The successful student will help develop the human ‘mini-gut-on-a-chip’ system and use it to investigate the molecular mechanisms and physiological consequences of microbial-epithelial cell interactions and luminal-sensing in the human gut.
Changes in the composition of the gut microflora and gut barrier function are associated with an increasing number of diseases. The student will use E. coli and Salmonella as model micro-organisms for commensal and pathogenic bacteria, and will define which microbial ligands activate which receptors on which epithelial cell types and characterise the signalling pathways that stimulate gut stem cell biology and goblet cell mucus secretion to maintain gut epithelial cell homeostasis, barrier function and gut health.

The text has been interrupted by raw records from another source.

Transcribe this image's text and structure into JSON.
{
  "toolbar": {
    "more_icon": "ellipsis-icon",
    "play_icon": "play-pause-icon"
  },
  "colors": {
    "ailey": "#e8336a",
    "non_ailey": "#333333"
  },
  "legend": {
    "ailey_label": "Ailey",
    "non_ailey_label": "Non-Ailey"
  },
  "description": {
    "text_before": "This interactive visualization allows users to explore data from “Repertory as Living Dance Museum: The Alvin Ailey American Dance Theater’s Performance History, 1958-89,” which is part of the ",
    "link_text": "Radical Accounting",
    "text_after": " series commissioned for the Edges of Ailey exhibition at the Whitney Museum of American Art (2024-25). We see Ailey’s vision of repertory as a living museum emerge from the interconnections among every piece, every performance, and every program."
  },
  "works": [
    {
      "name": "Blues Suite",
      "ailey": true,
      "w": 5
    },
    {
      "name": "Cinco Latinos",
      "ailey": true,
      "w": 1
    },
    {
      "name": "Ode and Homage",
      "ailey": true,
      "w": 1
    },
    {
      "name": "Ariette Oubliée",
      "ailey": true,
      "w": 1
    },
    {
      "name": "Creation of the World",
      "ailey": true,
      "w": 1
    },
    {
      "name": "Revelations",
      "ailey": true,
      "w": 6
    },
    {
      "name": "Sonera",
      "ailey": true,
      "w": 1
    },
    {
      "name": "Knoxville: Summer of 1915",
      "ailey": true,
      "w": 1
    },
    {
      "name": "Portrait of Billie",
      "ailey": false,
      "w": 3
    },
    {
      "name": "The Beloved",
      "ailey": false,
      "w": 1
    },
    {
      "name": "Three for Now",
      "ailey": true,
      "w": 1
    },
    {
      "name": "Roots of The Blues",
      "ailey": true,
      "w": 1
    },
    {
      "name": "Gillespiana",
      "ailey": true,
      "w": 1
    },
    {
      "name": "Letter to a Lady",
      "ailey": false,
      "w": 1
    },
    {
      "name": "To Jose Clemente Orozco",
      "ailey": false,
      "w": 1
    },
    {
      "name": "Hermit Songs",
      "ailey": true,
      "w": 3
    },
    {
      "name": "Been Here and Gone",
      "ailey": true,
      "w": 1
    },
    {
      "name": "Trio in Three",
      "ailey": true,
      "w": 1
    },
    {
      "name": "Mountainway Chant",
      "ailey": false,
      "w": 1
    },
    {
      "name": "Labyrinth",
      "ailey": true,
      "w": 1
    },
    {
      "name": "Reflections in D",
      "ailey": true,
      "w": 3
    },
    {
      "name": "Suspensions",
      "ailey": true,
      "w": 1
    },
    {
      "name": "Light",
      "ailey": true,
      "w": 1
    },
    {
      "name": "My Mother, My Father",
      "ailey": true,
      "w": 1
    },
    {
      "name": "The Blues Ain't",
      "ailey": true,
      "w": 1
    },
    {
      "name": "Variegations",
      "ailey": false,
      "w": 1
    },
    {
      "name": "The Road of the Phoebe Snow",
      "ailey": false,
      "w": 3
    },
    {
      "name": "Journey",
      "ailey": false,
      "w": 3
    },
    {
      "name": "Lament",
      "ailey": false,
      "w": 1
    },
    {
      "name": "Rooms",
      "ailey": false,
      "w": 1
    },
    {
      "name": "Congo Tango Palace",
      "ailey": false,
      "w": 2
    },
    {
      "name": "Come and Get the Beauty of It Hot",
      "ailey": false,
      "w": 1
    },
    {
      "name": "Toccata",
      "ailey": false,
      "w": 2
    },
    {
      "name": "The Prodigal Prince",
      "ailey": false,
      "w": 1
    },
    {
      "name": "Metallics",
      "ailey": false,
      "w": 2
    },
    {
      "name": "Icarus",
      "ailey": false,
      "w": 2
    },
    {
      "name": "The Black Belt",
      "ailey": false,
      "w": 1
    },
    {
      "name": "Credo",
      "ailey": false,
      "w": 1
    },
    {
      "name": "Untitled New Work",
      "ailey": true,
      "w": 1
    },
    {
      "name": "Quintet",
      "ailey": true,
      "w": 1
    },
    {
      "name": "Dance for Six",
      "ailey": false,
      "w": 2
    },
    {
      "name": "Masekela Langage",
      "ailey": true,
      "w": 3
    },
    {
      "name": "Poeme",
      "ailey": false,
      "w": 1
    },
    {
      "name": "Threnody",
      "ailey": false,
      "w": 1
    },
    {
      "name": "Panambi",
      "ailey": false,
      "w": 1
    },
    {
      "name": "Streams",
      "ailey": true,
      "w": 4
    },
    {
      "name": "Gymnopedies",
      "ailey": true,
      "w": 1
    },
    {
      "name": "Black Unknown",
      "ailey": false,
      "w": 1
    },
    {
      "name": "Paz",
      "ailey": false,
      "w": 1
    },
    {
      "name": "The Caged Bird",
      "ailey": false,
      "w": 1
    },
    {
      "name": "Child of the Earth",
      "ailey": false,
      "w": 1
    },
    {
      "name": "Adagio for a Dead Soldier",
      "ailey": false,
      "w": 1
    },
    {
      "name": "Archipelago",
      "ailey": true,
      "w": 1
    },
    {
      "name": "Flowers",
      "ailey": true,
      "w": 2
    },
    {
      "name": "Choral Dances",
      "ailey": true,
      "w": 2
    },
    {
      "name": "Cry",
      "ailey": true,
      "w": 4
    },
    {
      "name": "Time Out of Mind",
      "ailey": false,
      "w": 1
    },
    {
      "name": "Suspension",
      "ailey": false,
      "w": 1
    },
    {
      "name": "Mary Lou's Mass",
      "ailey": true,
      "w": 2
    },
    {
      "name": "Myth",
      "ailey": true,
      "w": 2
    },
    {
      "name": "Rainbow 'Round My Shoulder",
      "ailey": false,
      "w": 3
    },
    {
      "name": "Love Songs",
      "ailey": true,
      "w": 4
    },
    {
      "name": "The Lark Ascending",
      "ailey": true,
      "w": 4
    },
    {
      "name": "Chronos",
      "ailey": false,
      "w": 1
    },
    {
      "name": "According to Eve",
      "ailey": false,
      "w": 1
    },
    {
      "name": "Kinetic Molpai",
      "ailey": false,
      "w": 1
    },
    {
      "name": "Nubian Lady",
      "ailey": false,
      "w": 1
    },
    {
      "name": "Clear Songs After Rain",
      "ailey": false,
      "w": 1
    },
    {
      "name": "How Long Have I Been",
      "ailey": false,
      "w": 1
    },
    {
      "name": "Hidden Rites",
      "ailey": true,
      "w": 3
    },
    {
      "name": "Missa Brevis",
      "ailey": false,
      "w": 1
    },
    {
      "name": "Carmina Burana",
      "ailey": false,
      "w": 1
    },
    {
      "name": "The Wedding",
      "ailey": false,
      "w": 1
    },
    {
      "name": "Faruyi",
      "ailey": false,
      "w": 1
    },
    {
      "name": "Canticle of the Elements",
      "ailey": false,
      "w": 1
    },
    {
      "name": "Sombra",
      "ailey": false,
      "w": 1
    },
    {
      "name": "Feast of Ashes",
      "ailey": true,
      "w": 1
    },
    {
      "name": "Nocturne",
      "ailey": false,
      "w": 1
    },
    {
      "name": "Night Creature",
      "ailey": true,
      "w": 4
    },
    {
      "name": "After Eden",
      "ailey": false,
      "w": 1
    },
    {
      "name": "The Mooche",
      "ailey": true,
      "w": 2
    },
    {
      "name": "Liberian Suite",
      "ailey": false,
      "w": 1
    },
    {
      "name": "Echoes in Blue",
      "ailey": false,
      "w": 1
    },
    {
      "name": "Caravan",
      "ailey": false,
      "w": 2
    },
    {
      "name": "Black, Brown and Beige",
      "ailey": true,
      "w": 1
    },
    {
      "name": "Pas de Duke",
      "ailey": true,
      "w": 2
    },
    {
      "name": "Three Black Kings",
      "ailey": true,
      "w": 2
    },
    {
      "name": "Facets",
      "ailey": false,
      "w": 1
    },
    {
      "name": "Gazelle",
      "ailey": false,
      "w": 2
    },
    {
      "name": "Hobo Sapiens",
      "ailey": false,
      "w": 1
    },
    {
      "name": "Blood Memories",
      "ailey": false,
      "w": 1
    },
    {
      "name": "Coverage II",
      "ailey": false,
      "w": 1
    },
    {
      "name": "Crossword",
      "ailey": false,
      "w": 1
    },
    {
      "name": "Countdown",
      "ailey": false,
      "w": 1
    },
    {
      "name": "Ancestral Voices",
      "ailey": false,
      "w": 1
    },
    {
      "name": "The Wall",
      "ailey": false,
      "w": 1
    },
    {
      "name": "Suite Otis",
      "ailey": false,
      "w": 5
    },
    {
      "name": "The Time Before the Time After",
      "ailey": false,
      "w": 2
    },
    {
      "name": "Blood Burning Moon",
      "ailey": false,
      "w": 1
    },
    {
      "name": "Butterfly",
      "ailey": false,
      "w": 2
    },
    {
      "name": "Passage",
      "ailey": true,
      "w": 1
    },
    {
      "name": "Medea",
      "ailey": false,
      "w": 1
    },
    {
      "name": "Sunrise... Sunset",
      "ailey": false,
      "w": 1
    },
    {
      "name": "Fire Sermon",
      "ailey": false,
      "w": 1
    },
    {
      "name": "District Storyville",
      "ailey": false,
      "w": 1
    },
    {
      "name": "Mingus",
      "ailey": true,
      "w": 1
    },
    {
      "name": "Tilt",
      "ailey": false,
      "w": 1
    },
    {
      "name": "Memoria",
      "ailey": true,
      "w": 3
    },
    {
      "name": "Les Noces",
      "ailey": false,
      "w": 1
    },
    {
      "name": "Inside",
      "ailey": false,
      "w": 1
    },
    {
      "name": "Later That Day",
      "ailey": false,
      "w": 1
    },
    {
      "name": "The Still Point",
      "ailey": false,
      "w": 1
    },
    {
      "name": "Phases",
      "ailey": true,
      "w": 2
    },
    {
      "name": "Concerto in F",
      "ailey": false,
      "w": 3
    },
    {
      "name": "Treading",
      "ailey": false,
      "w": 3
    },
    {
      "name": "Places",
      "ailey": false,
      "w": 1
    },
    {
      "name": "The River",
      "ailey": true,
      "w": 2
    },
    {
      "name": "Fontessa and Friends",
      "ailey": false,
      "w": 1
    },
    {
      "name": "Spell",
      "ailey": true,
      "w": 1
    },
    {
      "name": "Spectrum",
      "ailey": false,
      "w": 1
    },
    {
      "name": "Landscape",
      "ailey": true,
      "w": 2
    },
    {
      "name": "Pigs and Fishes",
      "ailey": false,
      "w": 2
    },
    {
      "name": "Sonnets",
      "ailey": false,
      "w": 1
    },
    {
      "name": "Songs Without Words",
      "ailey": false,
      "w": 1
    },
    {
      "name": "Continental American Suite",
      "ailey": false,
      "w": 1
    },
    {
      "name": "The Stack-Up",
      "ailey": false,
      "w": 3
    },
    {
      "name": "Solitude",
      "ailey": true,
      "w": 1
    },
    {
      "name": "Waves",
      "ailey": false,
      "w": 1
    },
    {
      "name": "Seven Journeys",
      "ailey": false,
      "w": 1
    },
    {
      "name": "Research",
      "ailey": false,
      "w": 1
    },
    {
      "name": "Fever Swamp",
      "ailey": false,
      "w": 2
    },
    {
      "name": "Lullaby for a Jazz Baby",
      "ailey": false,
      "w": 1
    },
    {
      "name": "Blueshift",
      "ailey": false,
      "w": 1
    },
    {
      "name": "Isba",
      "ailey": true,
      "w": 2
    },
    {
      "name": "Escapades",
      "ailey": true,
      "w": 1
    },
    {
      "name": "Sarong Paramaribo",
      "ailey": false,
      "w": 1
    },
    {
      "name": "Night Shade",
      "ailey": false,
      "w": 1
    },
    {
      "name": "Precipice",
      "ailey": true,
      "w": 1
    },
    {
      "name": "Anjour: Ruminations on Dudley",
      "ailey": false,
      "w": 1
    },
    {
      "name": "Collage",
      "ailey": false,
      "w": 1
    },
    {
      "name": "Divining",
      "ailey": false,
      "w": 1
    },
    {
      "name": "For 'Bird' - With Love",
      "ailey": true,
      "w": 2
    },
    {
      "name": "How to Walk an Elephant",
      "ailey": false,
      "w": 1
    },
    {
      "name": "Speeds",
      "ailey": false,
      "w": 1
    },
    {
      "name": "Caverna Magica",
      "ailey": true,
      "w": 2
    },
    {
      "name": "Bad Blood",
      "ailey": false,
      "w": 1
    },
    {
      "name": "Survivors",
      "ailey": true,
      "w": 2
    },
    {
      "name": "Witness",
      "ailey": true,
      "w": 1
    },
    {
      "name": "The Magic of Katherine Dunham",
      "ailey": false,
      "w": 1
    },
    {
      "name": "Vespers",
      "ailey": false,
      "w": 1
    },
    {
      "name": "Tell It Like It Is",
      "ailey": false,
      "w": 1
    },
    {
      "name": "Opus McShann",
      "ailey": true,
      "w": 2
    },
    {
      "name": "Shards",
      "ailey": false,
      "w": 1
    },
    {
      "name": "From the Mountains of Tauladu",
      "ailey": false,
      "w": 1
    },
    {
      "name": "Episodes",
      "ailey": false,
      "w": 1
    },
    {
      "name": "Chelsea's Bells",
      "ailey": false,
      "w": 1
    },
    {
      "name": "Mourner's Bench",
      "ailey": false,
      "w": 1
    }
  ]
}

This project builds on recent successes in human gut organoid culture in synthetic hydrogel polymers and microbial co-culture. The successful applicant will be a talented researcher with an enthusiasm for biomaterials, stem cell biology and gut physiology, and will develop multidisciplinary skills in polymer chemistry, biomaterials, 3D scaffold, stem cell biology, fluorescence imaging and an understanding of the molecular basis of lumina-sensing. Research will be performed within a vibrant and dynamic environment in the laboratories of Drs Aram Saeed, Mark Williams and Gary Rowley.